Bloated joint

Published November 22, 2020, 11:29 PM

by Dr. Jose Pujalte Jr.


Dr. Jose Pujalte, Jr.

“..he never straightens his knee joints… and in walking he does not tread but shovel and slide.” – Thomas Carlyle (1795–1881), Scottish essayist, Collected Letters, vol. 3.

Thomas Carlyle probably described arthritis when he first met another literary giant – Samuel Taylor Coleridge (The Rime of the Ancient Mariner). Still, it would have been hard to pinpoint exactly what kind of joint disorder it was because there are 100 different types of arthritis. He wouldn’t know where to start.

Definition. Arthritis is inflammation of one or more of the joints. A normal joint or articulation moves smoothly in its complete arc, without pain. A joint has cartilage or the smooth ends of a bone; a joint capsule which encloses a joint and a synovium, secreting the fluid that lubricates the joint. Any or all of these are damaged in arthritis. In disease or degeneration, a joint can become inflamed and painful. It is not true that only old people get arthritis. An example is rheumatoid arthritis which occurs even in children.

Signs and Symptoms. These are: pain, stiffness, loss of motion, swelling, and redness of the joint. If the arthritis is inflammatory (auto-immune), infectious, or septic in nature, look for: fever, rash, weight loss, dry eyes and mouth, and night sweats. In the Philippines, we still see many cases of tuberculosis of the spine (Pott’s disease) and the joints.

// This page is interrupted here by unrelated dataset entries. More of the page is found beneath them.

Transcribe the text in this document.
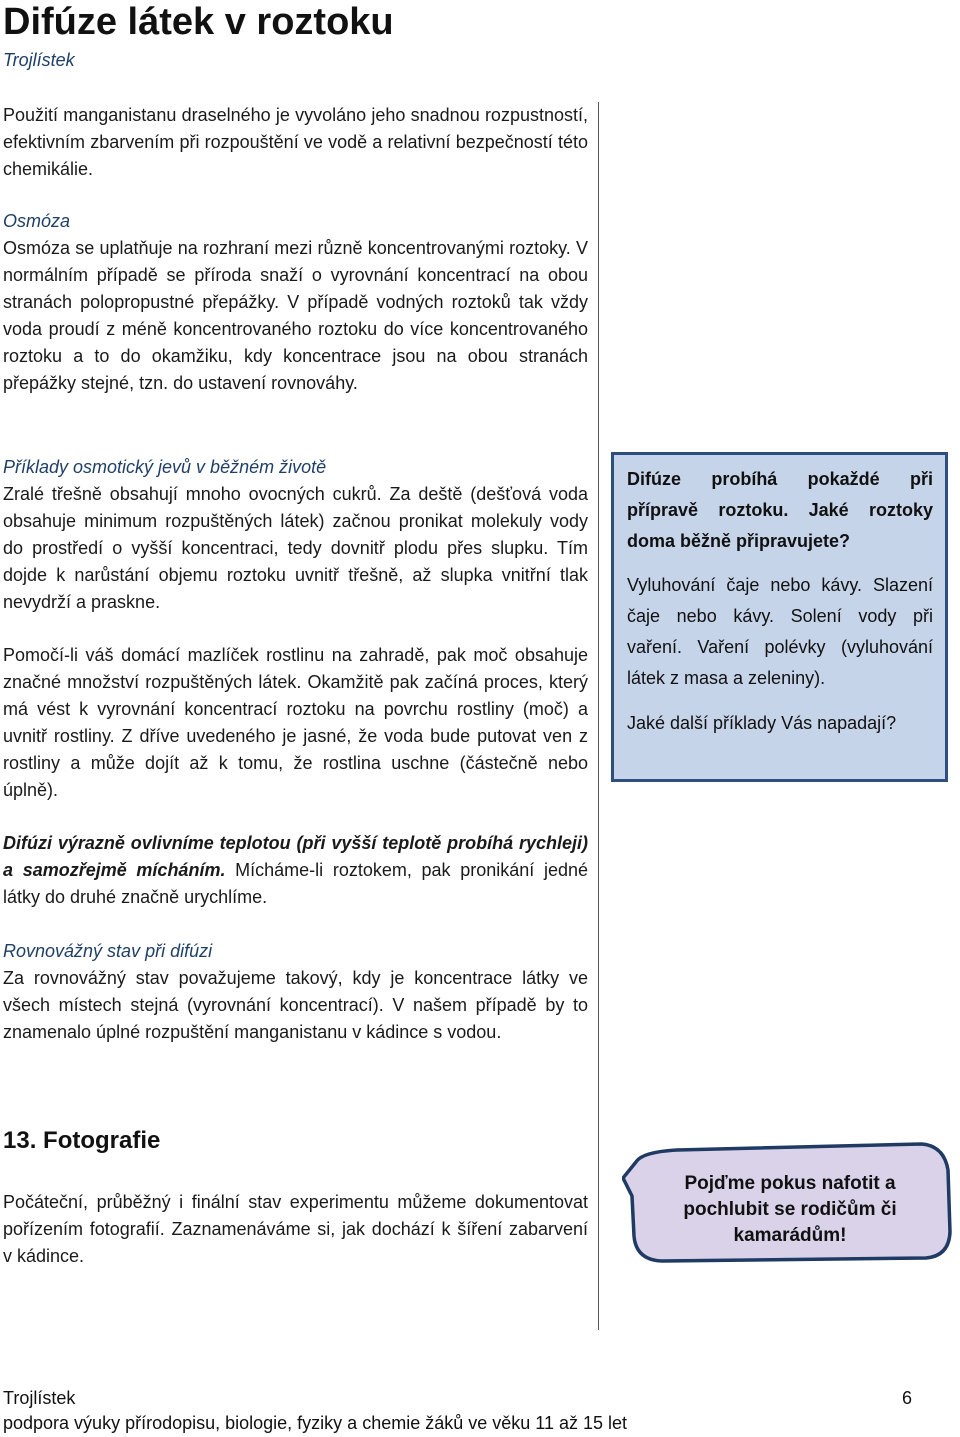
Difúze látek v roztoku
Trojlístek

Použití manganistanu draselného je vyvoláno jeho snadnou rozpustností, efektivním zbarvením při rozpouštění ve vodě a relativní bezpečností této chemikálie.

Osmóza
Osmóza se uplatňuje na rozhraní mezi různě koncentrovanými roztoky. V normálním případě se příroda snaží o vyrovnání koncentrací na obou stranách polopropustné přepážky. V případě vodných roztoků tak vždy voda proudí z méně koncentrovaného roztoku do více koncentrovaného roztoku a to do okamžiku, kdy koncentrace jsou na obou stranách přepážky stejné, tzn. do ustavení rovnováhy.
Příklady osmotický jevů v běžném životě
Zralé třešně obsahují mnoho ovocných cukrů. Za deště (dešťová voda obsahuje minimum rozpuštěných látek) začnou pronikat molekuly vody do prostředí o vyšší koncentraci, tedy dovnitř plodu přes slupku. Tím dojde k narůstání objemu roztoku uvnitř třešně, až slupka vnitřní tlak nevydrží a praskne.

Pomočí-li váš domácí mazlíček rostlinu na zahradě, pak moč obsahuje značné množství rozpuštěných látek. Okamžitě pak začíná proces, který má vést k vyrovnání koncentrací roztoku na povrchu rostliny (moč) a uvnitř rostliny. Z dříve uvedeného je jasné, že voda bude putovat ven z rostliny a může dojít až k tomu, že rostlina uschne (částečně nebo úplně).

Difúzi výrazně ovlivníme teplotou (při vyšší teplotě probíhá rychleji) a samozřejmě mícháním. Mícháme-li roztokem, pak pronikání jedné látky do druhé značně urychlíme.

Rovnovážný stav při difúzi
Za rovnovážný stav považujeme takový, kdy je koncentrace látky ve všech místech stejná (vyrovnání koncentrací). V našem případě by to znamenalo úplné rozpuštění manganistanu v kádince s vodou.

Počáteční, průběžný i finální stav experimentu můžeme dokumentovat pořízením fotografií. Zaznamenáváme si, jak dochází k šíření zabarvení v kádince.

13. Fotografie
Difúze probíhá pokaždé při přípravě roztoku. Jaké roztoky doma běžně připravujete?
Vyluhování čaje nebo kávy. Slazení čaje nebo kávy. Solení vody při vaření. Vaření polévky (vyluhování látek z masa a zeleniny).
Jaké další příklady Vás napadají?
Pojďme pokus nafotit a pochlubit se rodičům či kamarádům!
Trojlístek	6
podpora výuky přírodopisu, biologie, fyziky a chemie žáků ve věku 11 až 15 let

Risk Factors. What will predispose to arthritis? There’s a strong family history. I tell my patients that some families have cancer and diabetes and it’s the same with some types of arthritis, too. But the “glass-is-half-full” take on this is that people don’t die of arthritis but rather live with it. Previous joint injury (post-traumatic) can lead to arthritis. There is also the factor of obesity because joints can only take so much load.

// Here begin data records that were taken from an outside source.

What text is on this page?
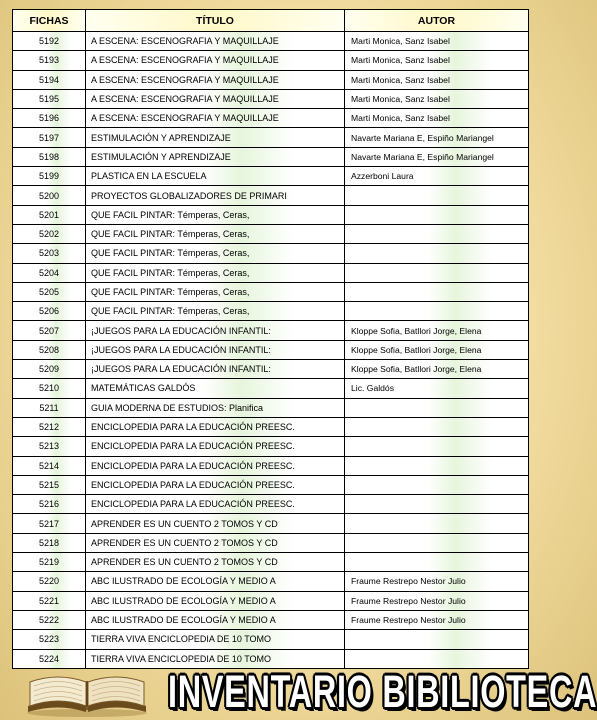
FICHAS	TÍTULO	AUTOR
5192	A ESCENA: ESCENOGRAFIA Y MAQUILLAJE	Marti Monica, Sanz Isabel
5193	A ESCENA: ESCENOGRAFIA Y MAQUILLAJE	Marti Monica, Sanz Isabel
5194	A ESCENA: ESCENOGRAFIA Y MAQUILLAJE	Marti Monica, Sanz Isabel
5195	A ESCENA: ESCENOGRAFIA Y MAQUILLAJE	Marti Monica, Sanz Isabel
5196	A ESCENA: ESCENOGRAFIA Y MAQUILLAJE	Marti Monica, Sanz Isabel
5197	ESTIMULACIÓN Y APRENDIZAJE	Navarte Mariana E, Espiño Mariangel
5198	ESTIMULACIÓN Y APRENDIZAJE	Navarte Mariana E, Espiño Mariangel
5199	PLASTICA EN LA ESCUELA	Azzerboni Laura
5200	PROYECTOS GLOBALIZADORES DE PRIMARI	
5201	QUE FACIL PINTAR: Témperas, Ceras,	
5202	QUE FACIL PINTAR: Témperas, Ceras,	
5203	QUE FACIL PINTAR: Témperas, Ceras,	
5204	QUE FACIL PINTAR: Témperas, Ceras,	
5205	QUE FACIL PINTAR: Témperas, Ceras,	
5206	QUE FACIL PINTAR: Témperas, Ceras,	
5207	¡JUEGOS PARA LA EDUCACIÓN INFANTIL:	Kloppe Sofia, Batllori Jorge, Elena
5208	¡JUEGOS PARA LA EDUCACIÓN INFANTIL:	Kloppe Sofia, Batllori Jorge, Elena
5209	¡JUEGOS PARA LA EDUCACIÓN INFANTIL:	Kloppe Sofia, Batllori Jorge, Elena
5210	MATEMÁTICAS GALDÓS	Lic. Galdós
5211	GUIA MODERNA DE ESTUDIOS: Planifica	
5212	ENCICLOPEDIA PARA LA EDUCACIÓN PREESC.	
5213	ENCICLOPEDIA PARA LA EDUCACIÓN PREESC.	
5214	ENCICLOPEDIA PARA LA EDUCACIÓN PREESC.	
5215	ENCICLOPEDIA PARA LA EDUCACIÓN PREESC.	
5216	ENCICLOPEDIA PARA LA EDUCACIÓN PREESC.	
5217	APRENDER ES UN CUENTO 2 TOMOS Y CD	
5218	APRENDER ES UN CUENTO 2 TOMOS Y CD	
5219	APRENDER ES UN CUENTO 2 TOMOS Y CD	
5220	ABC ILUSTRADO DE ECOLOGÍA Y MEDIO A	Fraume Restrepo Nestor Julio
5221	ABC ILUSTRADO DE ECOLOGÍA Y MEDIO A	Fraume Restrepo Nestor Julio
5222	ABC ILUSTRADO DE ECOLOGÍA Y MEDIO A	Fraume Restrepo Nestor Julio
5223	TIERRA VIVA ENCICLOPEDIA DE 10 TOMO	
5224	TIERRA VIVA ENCICLOPEDIA DE 10 TOMO	
INVENTARIO BIBILIOTECA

Diagnosis. Doctors to visit for arthritis are: general practitioners/family medicine, rheumatologists, rehabilitation medicine specialists, endocrinologists, orthopedic surgeons, and neurosurgeons. Xrays may not pick up early arthritis but they are necessary to track its progression. Doctors may also request blood tests for arthritis.

Treatment. Your doctor may want you to lose some weight, particularly for osteoarthritis (the most common degenerative type). Medications for pain start with acetaminophen, often interchanged with non-steroidal anti-inflammatory drugs (NSAIDs) like mefenamic acid, ibuprofen, diclofenac, naproxen, and piroxicam. Corticosteroids are injected directly into the joint to reduce inflammation. Viscosupplementation for osteoarthritis is another option. A substance that mimics healthy joint fluid is injected into the knee. It provides lubrication and a cushioning effect for the joint, relieving pain for up to six months. Patients with end-stage arthritis benefit from joint replacement. Metal alloy and plastic parts replace worn out or diseased joint surfaces. The reasons for surgery are: to relieve intolerable pain, return motion, and correct deformity. Adjusting to arthritis means a commitment to weight loss, exercise – to strengthen muscles around the joints; application or heat or cold and use of assistive devices – from canes to walkers and elevated toilet seats.

Saying NO to arthritis is saying YES to a better quality of life. At no other time has there been so many options to combat arthritis. Coleridge would have certainly envied us. He looked like he had bad knees at 52.